My problem with "victim's rights" laws is that the proponents always say what you say, they can't control the prosecution, but they should have input. What that means, in reality, is that the victim's have input if they agree with the prosecutor, or if the defense calls them as a witness. Unfortunately, most prosecutors display the attitude you did in your most recent post, if the "victim" wants the charges dropped, they must have been conned or intimidated. This is especially true in DV cases if the victim's story changes. It never occurs ot the prosecutor, that maybe, just maybe, the person who was drunk, pissed off and out for blood might have exaggerated or outright lied.
The word is derived from Latin words meaning, essentially, "repay." How can one measure out recompense or repayment without knowing the cost or value of what was taken?
Hattio... I'm not defending the practices of any particular DA. Certainly plenty of DAs have taken grants to hire "victims rights coordinators" or other such staff, who in reality don't do a whole lot of work with victims. I'm in favor of laws like the one in question here because I don't think the DAs themselves pay adequate attention to the victims.
I agree. I'll even go a step farther (further?). If we begin to differentiate among an assigned value of differing human lives, then where might this end? A capital felony for the rich victim, a life felony for the middle class fellow, and a misdemeanor for the hooker?
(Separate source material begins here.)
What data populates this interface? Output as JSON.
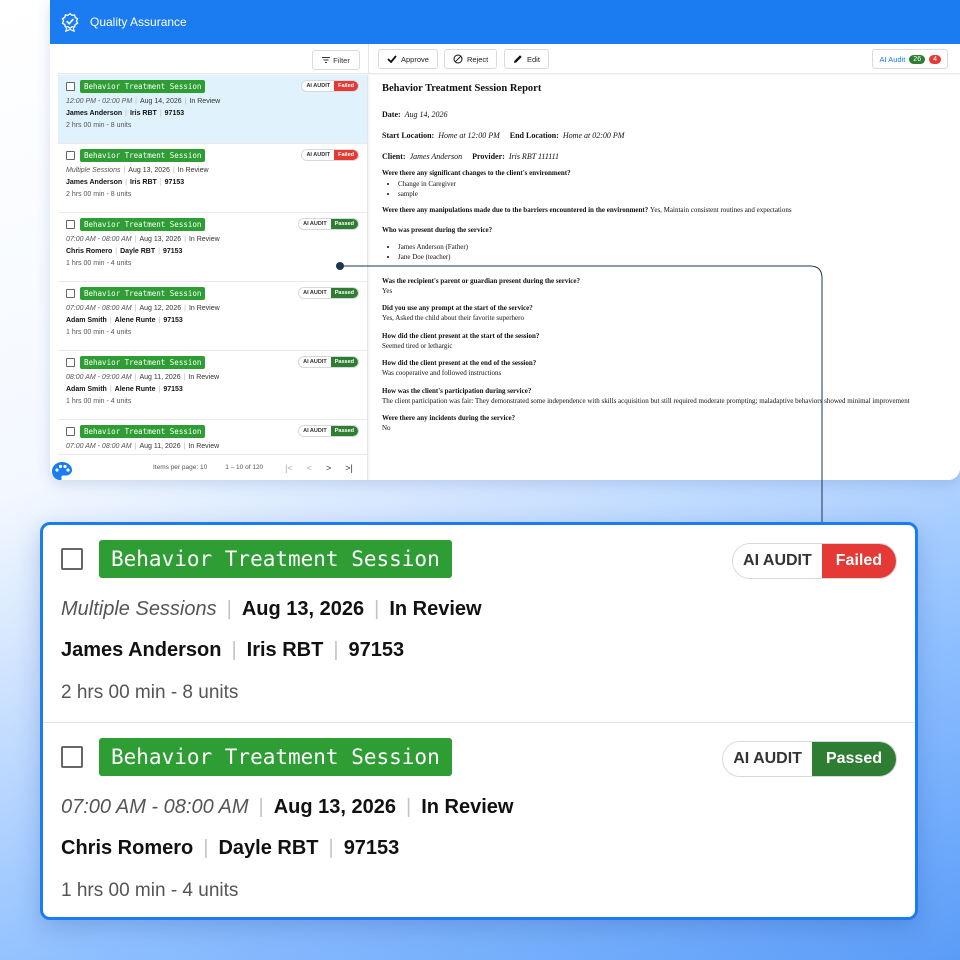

A civil trial may assign values, based on salaries, age, all that stuff, but in a criminal trial, homicide victims should all be equal. Which is why I'm leery of victim impact statements.
"At any rate, my assertion is not that the victim's voice should control the prosecution, simply that the victim's voice should be heard."
That's reasonable. We're letting the victim's family vent, in essence.
Given the Supreme Court's holding in Dickerson, it seems to me that the broken clock in your story wasn't the Ninth Circuit.